Gov. Chris Christie not only would be saying “no” to President Barack Obama, but to as many as 245,000 uninsured New Jersey residents as well.
The Supreme Court’s recent ruling gave governors new flexibility to reject what some Republicans deride as “Obamacare.” But there’s a downside, too.
States that reject the law’s Medicaid expansion risk leaving behind many of their low-income uninsured residents in a coverage gap already being called the new “doughnut hole” — a reference to a Medicare gap faced by seniors.

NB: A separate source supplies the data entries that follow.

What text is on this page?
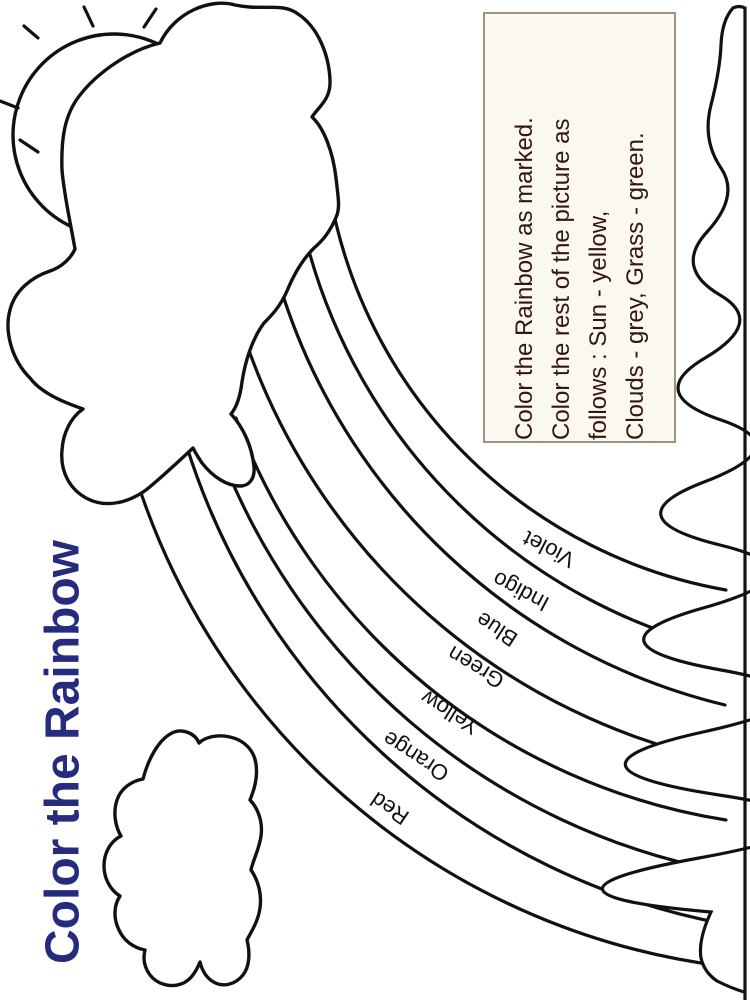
Color the Rainbow
Color the Rainbow as marked. Color the rest of the picture as follows : Sun - yellow, Clouds - grey, Grass - green.
Violet
Indigo
Blue
Green
Yellow
Orange
Red
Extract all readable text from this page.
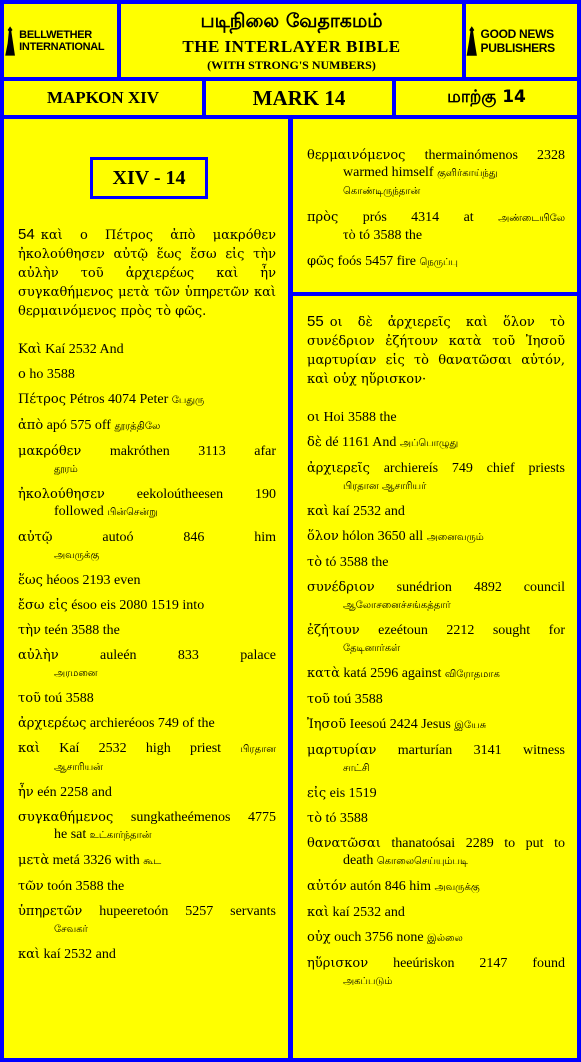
BELLWETHER INTERNATIONAL
படிநிலை வேதாகமம்
THE INTERLAYER BIBLE
(WITH STRONG'S NUMBERS)
GOOD NEWS PUBLISHERS
ΜΑΡΚΟΝ XIV	MARK 14	மாற்கு 14
XIV - 14
54 καὶ ο Πέτρος ἀπὸ μακρόθεν ἠκολούθησεν αὐτῷ ἕως ἔσω εἰς τὴν αὐλὴν τοῦ ἀρχιερέως καὶ ἦν συγκαθήμενος μετὰ τῶν ὑπηρετῶν καὶ θερμαινόμενος πρὸς τὸ φῶς.

Καὶ Kaí 2532 And

ο ho 3588

Πέτρος Pétros 4074 Peter பேதுரு

ἀπὸ apó 575 off தூரத்திலே

μακρόθεν makróthen 3113 afar

தூரம்

ἠκολούθησεν eekoloútheesen 190

followed பின்சென்று

αὐτῷ	autoó 846 him

அவருக்கு

ἕως héoos 2193 even

ἔσω εἰς ésoo eis 2080 1519 into

τὴν teén 3588 the

αὐλὴν	auleén 833 palace

அரமனை

τοῦ toú 3588

ἀρχιερέως archieréoos 749 of the

καὶ Kaí 2532 high priest பிரதான

ஆசாரியன்

ἦν eén 2258 and

συγκαθήμενος sungkatheémenos 4775

he sat உட்கார்ந்தான்

μετὰ metá 3326 with கூட

τῶν toón 3588 the

ὑπηρετῶν hupeeretoón 5257 servants

சேவகர்

καὶ kaí 2532 and

θερμαινόμενος thermainómenos 2328

warmed himself குளிர்காய்ந்து கொண்டிருந்தான்

πρὸς prós 4314 at அண்டையிலே

τὸ tó 3588 the

φῶς foós 5457 fire நெருப்பு

55 οι δὲ ἀρχιερεῖς καὶ ὅλον τὸ συνέδριον ἐζήτουν κατὰ τοῦ Ἰησοῦ μαρτυρίαν εἰς τὸ θανατῶσαι αὐτόν, καὶ οὐχ ηὕρισκον·

οι Hoi 3588 the

δὲ dé 1161 And அப்பொழுது

ἀρχιερεῖς archiereís 749 chief priests

பிரதான ஆசாரியர்

καὶ kaí 2532 and

ὅλον hólon 3650 all அனைவரும்

τὸ tó 3588 the

συνέδριον sunédrion 4892 council

ஆலோசனைச்சங்கத்தார்

ἐζήτουν ezeétoun 2212 sought for

தேடினார்கள்

κατὰ katá 2596 against விரோதமாக

τοῦ toú 3588

Ἰησοῦ Ieesoú 2424 Jesus இயேசு

μαρτυρίαν marturían 3141 witness

சாட்சி

εἰς eis 1519

τὸ tó 3588

θανατῶσαι thanatoósai 2289 to put to

death கொலைசெய்யும்படி

αὐτόν autón 846 him அவருக்கு

καὶ kaí 2532 and

οὐχ ouch 3756 none இல்லை

ηὕρισκον heeúriskon 2147 found

அகப்படும்
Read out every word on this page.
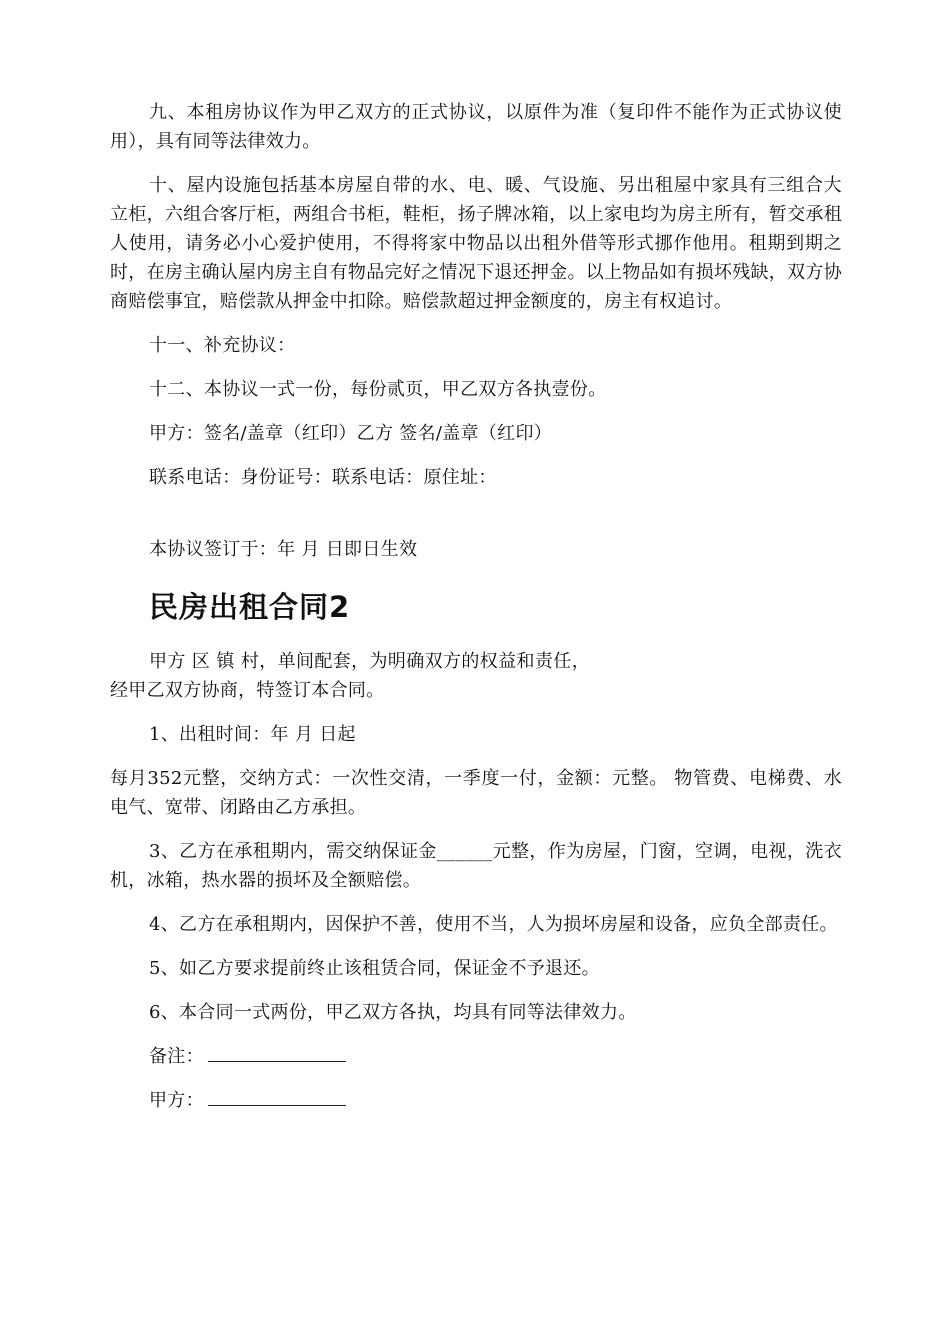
九、本租房协议作为甲乙双方的正式协议，以原件为准（复印件不能作为正式协议使用），具有同等法律效力。

十、屋内设施包括基本房屋自带的水、电、暖、气设施、另出租屋中家具有三组合大立柜，六组合客厅柜，两组合书柜，鞋柜，扬子牌冰箱，以上家电均为房主所有，暂交承租人使用，请务必小心爱护使用，不得将家中物品以出租外借等形式挪作他用。租期到期之时，在房主确认屋内房主自有物品完好之情况下退还押金。以上物品如有损坏残缺，双方协商赔偿事宜，赔偿款从押金中扣除。赔偿款超过押金额度的，房主有权追讨。

十一、补充协议：

十二、本协议一式一份，每份贰页，甲乙双方各执壹份。

甲方：签名/盖章（红印）乙方 签名/盖章（红印）

联系电话：身份证号：联系电话：原住址：

本协议签订于：年 月 日即日生效

民房出租合同2

甲方 区 镇 村，单间配套，为明确双方的权益和责任，经甲乙双方协商，特签订本合同。

1、出租时间：年 月 日起

每月352元整，交纳方式：一次性交清，一季度一付，金额：元整。 物管费、电梯费、水电气、宽带、闭路由乙方承担。

3、乙方在承租期内，需交纳保证金______元整，作为房屋，门窗，空调，电视，洗衣机，冰箱，热水器的损坏及全额赔偿。

4、乙方在承租期内，因保护不善，使用不当，人为损坏房屋和设备，应负全部责任。

5、如乙方要求提前终止该租赁合同，保证金不予退还。

6、本合同一式两份，甲乙双方各执，均具有同等法律效力。

备注：

甲方：
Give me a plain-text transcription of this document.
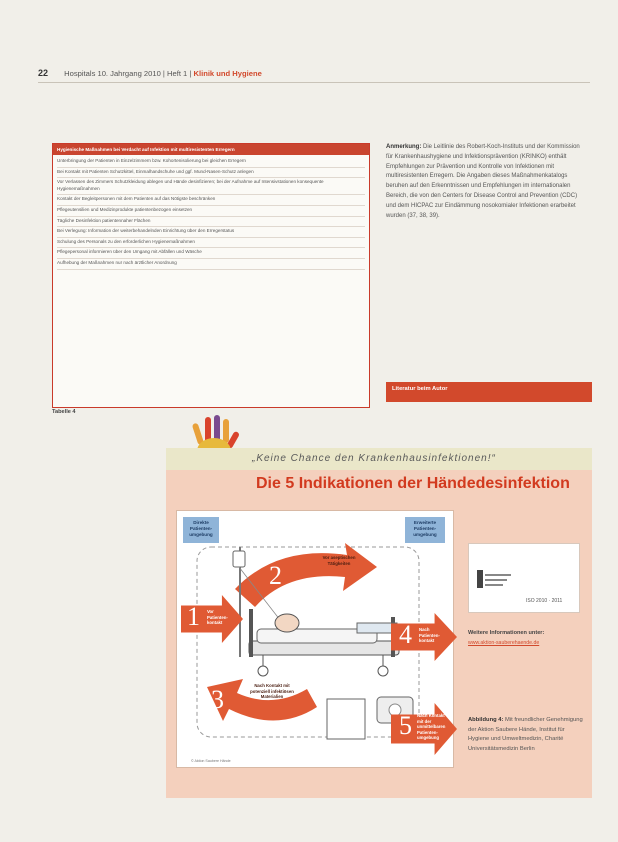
22 Hospitals 10. Jahrgang 2010 | Heft 1 | Klinik und Hygiene
Hygienische Maßnahmen bei Verdacht auf Infektion mit multiresistenten Erregern
Unterbringung der Patienten in Einzelzimmern bzw. Kohortenisolierung bei gleichen Erregern
Bei Kontakt mit Patienten Schutzkittel, Einmalhandschuhe und ggf. Mund-Nasen-Schutz anlegen
Vor Verlassen des Zimmers Schutzkleidung ablegen und Hände desinfizieren; bei der Aufnahme auf Intensivstationen konsequente Hygienemaßnahmen
Kontakt der Begleitpersonen mit dem Patienten auf das Nötigste beschränken
Pflegeutensilien und Medizinprodukte patientenbezogen einsetzen
Tägliche Desinfektion patientennaher Flächen
Bei Verlegung: Information der weiterbehandelnden Einrichtung über den Erregerstatus
Schulung des Personals zu den erforderlichen Hygienemaßnahmen
Pflegepersonal informieren über den Umgang mit Abfällen und Wäsche
Aufhebung der Maßnahmen nur nach ärztlicher Anordnung
Tabelle 4
Anmerkung: Die Leitlinie des Robert-Koch-Instituts und der Kommission für Krankenhaushygiene und Infektionsprävention (KRINKO) enthält Empfehlungen zur Prävention und Kontrolle von Infektionen mit multiresistenten Erregern. Die Angaben dieses Maßnahmenkatalogs beruhen auf den Erkenntnissen und Empfehlungen im internationalen Bereich, die von den Centers for Disease Control and Prevention (CDC) und dem HICPAC zur Eindämmung nosokomialer Infektionen erarbeitet wurden (37, 38, 39).
Literatur beim Autor
„Keine Chance den Krankenhausinfektionen!“
Die 5 Indikationen der Händedesinfektion
Direkte Patienten-umgebung
Erweiterte Patienten-umgebung
Vor aseptischen Tätigkeiten
2
1 Vor Patienten-kontakt
Nach Kontakt mit potenziell infektiösen Materialien
3
4 Nach Patienten-kontakt
5 Nach Kontakt mit der unmittelbaren Patienten-umgebung
© Aktion Saubere Hände
ISO 2010 · 2011
Weitere Informationen unter:
www.aktion-sauberehaende.de
Abbildung 4: Mit freundlicher Genehmigung der Aktion Saubere Hände, Institut für Hygiene und Umweltmedizin, Charité Universitätsmedizin Berlin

Medicaid is a giant federal-state health insurance program for the poor, now mostly covering children, mothers and disabled people. The expansion in Obama’s health care overhaul was originally expected to add roughly 15 million uninsured low-income people, mainly adults without children, who currently are not eligible in most states. Washington would pick up the entire cost for the first three years, with the federal share then dropping to 90 percent. The Medicaid expansion accounts for about half the total number of uninsured people projected to get coverage under the law.
If every state were to reject that Medicaid expansion — as the Supreme Court ruling now allows — some low-income people would still be picked up by other coverage provisions meant to help the middle class.